On September 5, John Anthony Castro, a candidate for the Republican presidential nomination, filed a lawsuit in federal court in Maine, asking that the court determine whether or not former President Donald Trump is eligible under the 14th amendment. Castro already has a similar lawsuit pending in Florida. Here is the Complaint. Castro v Fellows, :23cv-335. Thanks to Shawn L. for this news.
On September 5, the California Senate passed AB 1227. It lets Santa Clara County, the most populous county in northern California, use ranked choice voting for elections for its own officers. However, the bill is still not through the legislature, because the versions passed by the Assembly and State Senate are not identical. The bill will go to a conference committee.
On September 5, the California legislature passed AB 421, a bill that would have made it more difficult for referenda and initiatives to get on the ballot. But those provisions were taken out of the bill before it passed. Now the bill simplifies the ballot when a referendum is on the ballot. A referendum is a petition to stop a new bill that the legislature had recently passed. California has had the referendum since 1911. Referenda on California ballots have long been confusing, because there would inevitably be puzzlement about whether a “yes” vote means, “Repeal that new law”, or “Keep that new law.”
The bill provides that when a referendum is on the ballot, the ballot will ask the voters, “Overturn the law” or “Keep the law.”
AB 421 originally outlawed paying circulators on a per-signature basis. It also said that 5% of the signatures had to be from unpaid circulators. Those provisions were removed from the bill, probably because Governor Gavin Newsom had told the legislature that if they remained in the bill, he would veto the bill. He had previously vetoed such bills. So had his two precedessors, Governors Jerry Brown and Arnold Schwarzenegger.

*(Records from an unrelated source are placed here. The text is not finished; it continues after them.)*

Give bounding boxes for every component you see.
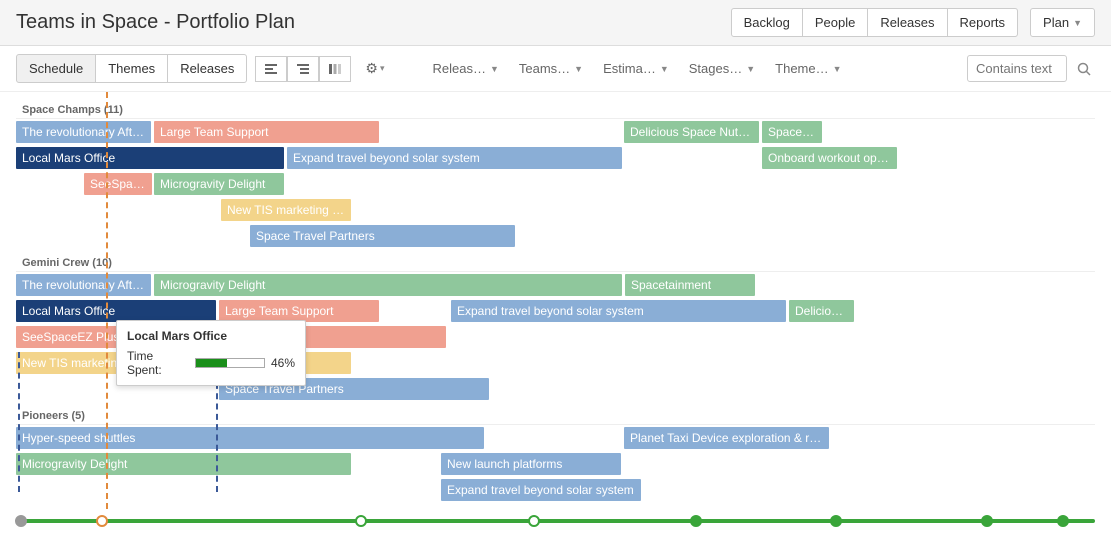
gantt-bar[interactable]: Onboard workout opt… (762, 147, 897, 169)
toolbar: Schedule Themes Releases ⚙ ▾ Releas…▼ Te… (0, 46, 1111, 92)
filter-releases[interactable]: Releas…▼ (426, 57, 504, 80)
timeline-marker[interactable] (830, 515, 842, 527)
nav-releases[interactable]: Releases (867, 8, 947, 37)
chevron-down-icon: ▼ (574, 64, 583, 74)
gantt-bar[interactable]: Hyper-speed shuttles (16, 427, 484, 449)
gantt-bar[interactable]: Microgravity Delight (154, 173, 284, 195)
gantt-bar[interactable]: Large Team Support (219, 300, 379, 322)
gantt-bar[interactable]: The revolutionary Aft… (16, 274, 151, 296)
nav-people[interactable]: People (802, 8, 868, 37)
group-header[interactable]: Space Champs (11) (16, 100, 1095, 119)
gantt-bar[interactable]: Expand travel beyond solar system (451, 300, 786, 322)
timeline-marker[interactable] (690, 515, 702, 527)
tab-schedule[interactable]: Schedule (16, 54, 96, 83)
view-tabs: Schedule Themes Releases (16, 54, 247, 83)
chevron-down-icon: ▼ (490, 64, 499, 74)
timeline-marker[interactable] (15, 515, 27, 527)
timeline[interactable] (16, 513, 1095, 529)
gantt-area: Space Champs (11)The revolutionary Aft…L… (0, 92, 1111, 533)
chevron-down-icon: ▼ (660, 64, 669, 74)
nav-reports[interactable]: Reports (947, 8, 1019, 37)
gantt-bar[interactable]: New TIS marketing c… (221, 199, 351, 221)
filter-stages[interactable]: Stages…▼ (683, 57, 761, 80)
chevron-down-icon: ▼ (1073, 18, 1082, 28)
plan-dropdown[interactable]: Plan ▼ (1030, 8, 1095, 37)
tooltip-percent: 46% (271, 356, 295, 370)
filter-teams[interactable]: Teams…▼ (513, 57, 589, 80)
chevron-down-icon: ▼ (746, 64, 755, 74)
gantt-bar[interactable]: Microgravity Delight (154, 274, 622, 296)
gantt-bar[interactable]: Microgravity Delight (16, 453, 351, 475)
layout-compact-icon[interactable] (255, 56, 287, 82)
chevron-down-icon: ▼ (833, 64, 842, 74)
gantt-bar[interactable]: Space Travel Partners (250, 225, 515, 247)
timeline-marker[interactable] (981, 515, 993, 527)
timeline-marker[interactable] (528, 515, 540, 527)
gantt-bar[interactable]: New launch platforms (441, 453, 621, 475)
search-icon[interactable] (1073, 58, 1095, 80)
timeline-marker[interactable] (355, 515, 367, 527)
gantt-row: Microgravity Delight New launch platforms (16, 451, 1095, 477)
group-header[interactable]: Pioneers (5) (16, 406, 1095, 425)
gantt-bar[interactable]: Delicious Space Nutr… (624, 121, 759, 143)
gantt-row: SeeSpa…Microgravity Delight (16, 171, 1095, 197)
tooltip-title: Local Mars Office (127, 329, 295, 343)
gantt-bar[interactable]: Local Mars Office (16, 147, 284, 169)
tooltip-progress (195, 358, 265, 368)
bar-tooltip: Local Mars Office Time Spent: 46% (116, 320, 306, 386)
gear-icon: ⚙ (365, 60, 378, 77)
gantt-row: Space Travel Partners (16, 223, 1095, 249)
layout-columns-icon[interactable] (319, 56, 351, 82)
gantt-row: The revolutionary Aft…Microgravity Delig… (16, 272, 1095, 298)
group-header[interactable]: Gemini Crew (10) (16, 253, 1095, 272)
timeline-marker[interactable] (96, 515, 108, 527)
header-actions: Backlog People Releases Reports Plan ▼ (731, 8, 1095, 37)
plan-label: Plan (1043, 15, 1069, 30)
gantt-bar[interactable]: Local Mars Office (16, 300, 216, 322)
tab-releases[interactable]: Releases (167, 54, 247, 83)
gantt-row: The revolutionary Aft…Large Team Support… (16, 119, 1095, 145)
gantt-row: Expand travel beyond solar system (16, 477, 1095, 503)
gantt-bar[interactable]: Spacetainment (625, 274, 755, 296)
tab-themes[interactable]: Themes (95, 54, 168, 83)
gantt-bar[interactable]: Spacetai… (762, 121, 822, 143)
gantt-row: Hyper-speed shuttles Planet Taxi Device e… (16, 425, 1095, 451)
gantt-bar[interactable]: Expand travel beyond solar system (441, 479, 641, 501)
header-nav-group: Backlog People Releases Reports (731, 8, 1018, 37)
gantt-bar[interactable]: SeeSpa… (84, 173, 152, 195)
gantt-bar[interactable]: Planet Taxi Device exploration & r… (624, 427, 829, 449)
page-title: Teams in Space - Portfolio Plan (16, 11, 295, 34)
gantt-bar[interactable]: Expand travel beyond solar system (287, 147, 622, 169)
timeline-marker[interactable] (1057, 515, 1069, 527)
settings-dropdown[interactable]: ⚙ ▾ (359, 56, 390, 81)
tooltip-label: Time Spent: (127, 349, 189, 377)
layout-tree-icon[interactable] (287, 56, 319, 82)
nav-backlog[interactable]: Backlog (731, 8, 803, 37)
layout-buttons (255, 56, 351, 82)
chevron-down-icon: ▾ (380, 63, 385, 74)
gantt-row: New TIS marketing c… (16, 197, 1095, 223)
gantt-bar[interactable]: Deliciou… (789, 300, 854, 322)
search-area (967, 55, 1095, 82)
filter-theme[interactable]: Theme…▼ (769, 57, 847, 80)
page-header: Teams in Space - Portfolio Plan Backlog … (0, 0, 1111, 46)
filter-estimate[interactable]: Estima…▼ (597, 57, 675, 80)
gantt-row: Local Mars OfficeExpand travel beyond so… (16, 145, 1095, 171)
gantt-bar[interactable]: Large Team Support (154, 121, 379, 143)
search-input[interactable] (967, 55, 1067, 82)
gantt-bar[interactable]: The revolutionary Aft… (16, 121, 151, 143)
tooltip-progress-fill (196, 359, 227, 367)
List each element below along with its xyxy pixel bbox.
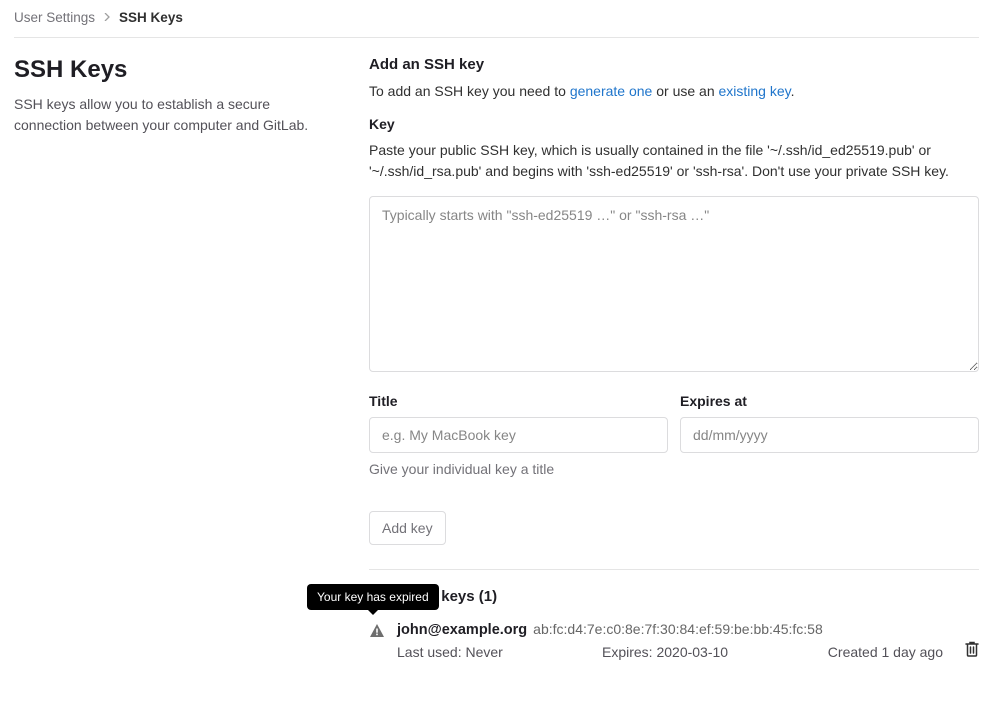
your-keys-heading: Your key has expired Your SSH keys (1) bbox=[369, 588, 979, 605]
expires-input[interactable] bbox=[680, 417, 979, 453]
breadcrumb: User Settings SSH Keys bbox=[14, 10, 979, 38]
add-key-intro: To add an SSH key you need to generate o… bbox=[369, 81, 979, 102]
key-created: Created 1 day ago bbox=[828, 644, 943, 660]
existing-key-link[interactable]: existing key bbox=[719, 83, 791, 99]
trash-icon bbox=[965, 644, 979, 660]
key-expires: Expires: 2020-03-10 bbox=[602, 644, 818, 660]
breadcrumb-current: SSH Keys bbox=[119, 10, 183, 25]
ssh-key-textarea[interactable] bbox=[369, 196, 979, 372]
title-label: Title bbox=[369, 393, 668, 409]
add-key-button[interactable]: Add key bbox=[369, 511, 446, 545]
section-separator bbox=[369, 569, 979, 570]
chevron-right-icon bbox=[103, 12, 111, 24]
expired-tooltip: Your key has expired bbox=[307, 584, 439, 610]
delete-key-button[interactable] bbox=[965, 641, 979, 660]
key-fingerprint: ab:fc:d4:7e:c0:8e:7f:30:84:ef:59:be:bb:4… bbox=[533, 621, 823, 637]
intro-mid: or use an bbox=[652, 83, 718, 99]
warning-icon bbox=[369, 623, 385, 642]
breadcrumb-parent[interactable]: User Settings bbox=[14, 10, 95, 25]
title-hint: Give your individual key a title bbox=[369, 461, 979, 477]
title-input[interactable] bbox=[369, 417, 668, 453]
key-label: Key bbox=[369, 116, 979, 132]
add-key-heading: Add an SSH key bbox=[369, 56, 979, 73]
key-description: Paste your public SSH key, which is usua… bbox=[369, 140, 979, 182]
intro-suffix: . bbox=[791, 83, 795, 99]
intro-prefix: To add an SSH key you need to bbox=[369, 83, 570, 99]
generate-key-link[interactable]: generate one bbox=[570, 83, 653, 99]
expires-label: Expires at bbox=[680, 393, 979, 409]
ssh-key-item: john@example.org ab:fc:d4:7e:c0:8e:7f:30… bbox=[369, 621, 979, 660]
key-last-used: Last used: Never bbox=[397, 644, 592, 660]
page-title: SSH Keys bbox=[14, 56, 329, 84]
page-description: SSH keys allow you to establish a secure… bbox=[14, 94, 329, 136]
key-title[interactable]: john@example.org bbox=[397, 622, 527, 638]
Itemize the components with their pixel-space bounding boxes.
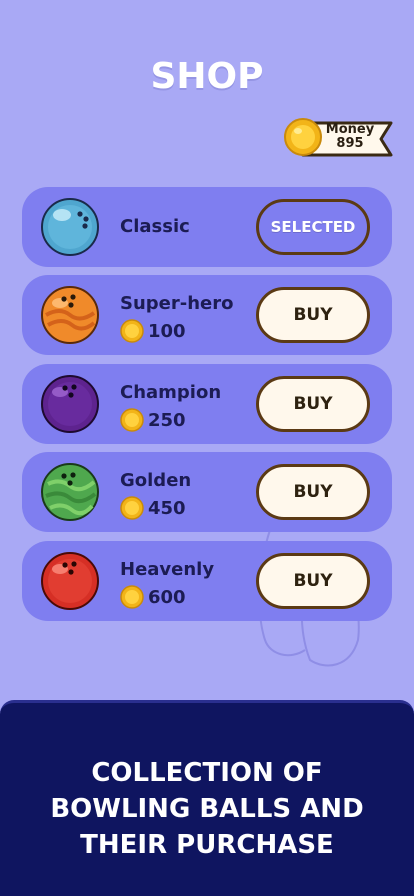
money-display: Money 895	[283, 116, 395, 162]
price-row: 250	[120, 407, 186, 433]
ball-price: 450	[148, 497, 186, 519]
price-row: 100	[120, 318, 186, 344]
ball-name: Classic	[120, 216, 190, 237]
promo-line-3: THEIR PURCHASE	[80, 830, 334, 860]
super-hero-ball-icon	[41, 286, 99, 344]
golden-ball-icon	[41, 463, 99, 521]
heavenly-ball-icon	[41, 552, 99, 610]
coin-icon	[120, 585, 144, 609]
ball-name: Super-hero	[120, 293, 234, 314]
promo-line-1: COLLECTION OF	[91, 758, 323, 788]
selected-button[interactable]: SELECTED	[256, 199, 370, 255]
ball-price: 600	[148, 586, 186, 608]
money-label-block: Money 895	[321, 123, 379, 151]
ball-price: 250	[148, 409, 186, 431]
buy-button[interactable]: BUY	[256, 287, 370, 343]
ball-card-champion: Champion 250 BUY	[22, 364, 392, 444]
champion-ball-icon	[41, 375, 99, 433]
coin-icon	[284, 118, 322, 156]
ball-card-classic: Classic SELECTED	[22, 187, 392, 267]
ball-name: Champion	[120, 382, 222, 403]
ball-card-golden: Golden 450 BUY	[22, 452, 392, 532]
ball-card-super-hero: Super-hero 100 BUY	[22, 275, 392, 355]
buy-button[interactable]: BUY	[256, 464, 370, 520]
buy-button[interactable]: BUY	[256, 376, 370, 432]
coin-icon	[120, 408, 144, 432]
page-title: SHOP	[150, 56, 264, 97]
promo-banner: COLLECTION OF BOWLING BALLS AND THEIR PU…	[0, 700, 414, 896]
money-value: 895	[336, 136, 364, 151]
price-row: 450	[120, 495, 186, 521]
ball-name: Heavenly	[120, 559, 215, 580]
coin-icon	[120, 319, 144, 343]
buy-button[interactable]: BUY	[256, 553, 370, 609]
promo-caption: COLLECTION OF BOWLING BALLS AND THEIR PU…	[0, 755, 414, 863]
price-row: 600	[120, 584, 186, 610]
promo-line-2: BOWLING BALLS AND	[50, 794, 364, 824]
ball-card-heavenly: Heavenly 600 BUY	[22, 541, 392, 621]
ball-name: Golden	[120, 470, 192, 491]
coin-icon	[120, 496, 144, 520]
money-label: Money	[325, 122, 375, 137]
shop-screen: SHOP Money 895 Classic SELECTED Super-he…	[0, 0, 414, 705]
classic-ball-icon	[41, 198, 99, 256]
ball-price: 100	[148, 320, 186, 342]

As passed, AB 421 also gives the sponsors of a referendum more flexibility to remove their measure from the ballot, should the legislature react to the referedum petition by repealing part of the law the referendum sponsors didn’t like. And it adds a law that information about the two top financial backers of the referendum should be mentioned in the Voter’s Guide that is mailed to all California voters.
This news story says 419 North Carolina voters have already registered as members of the No Labels Party, and says that two-thirds of them are voters who had not previously been registered, or at least were not registered in North Carolina. The story then suggests that perhaps persons who wish to be registered independents are choosing “No Labels”, even though “unaffiliated” (the North Carolina government’s term for independent voters) is also listed as a choice on the voter registration form.
The U.S. Supreme Court will hear Vidal v Elster, 22-704, on November 1, Wednesday. The issue is the federal trademark law, the Lanham Act, and whether an individual should be permitted to trademark the political slogan “Trump Too Small” for use on T-shirts he sells. The Lanham Act does not permit trademarks that mention a living person without his or her permission. But the Federal Circuit had struck down that law on First Amendment grounds.
Public Citizen has filed this amicus curiae brief, which argues that the Supreme Court should rule that trademark law cannot be used to trademark political slogans. If a trademark is granted for political slogans, that restricts the ability of non-trademark holders to voice such political slogans.
If the Court writes an opinion on that point, there might be an impact on the Libertarian National Committee’s attempts to use trademark law to adjudicate intra-party disputes.
The upcoming U.S. Supreme Court opinion might also influence the outcome of Mazo v Way, the New Jersey lawsuit against the state law restricting ballot slogans on primary ballots. The New Jersey law does not allow a slogan that mentions a living individual with that individual’s permission.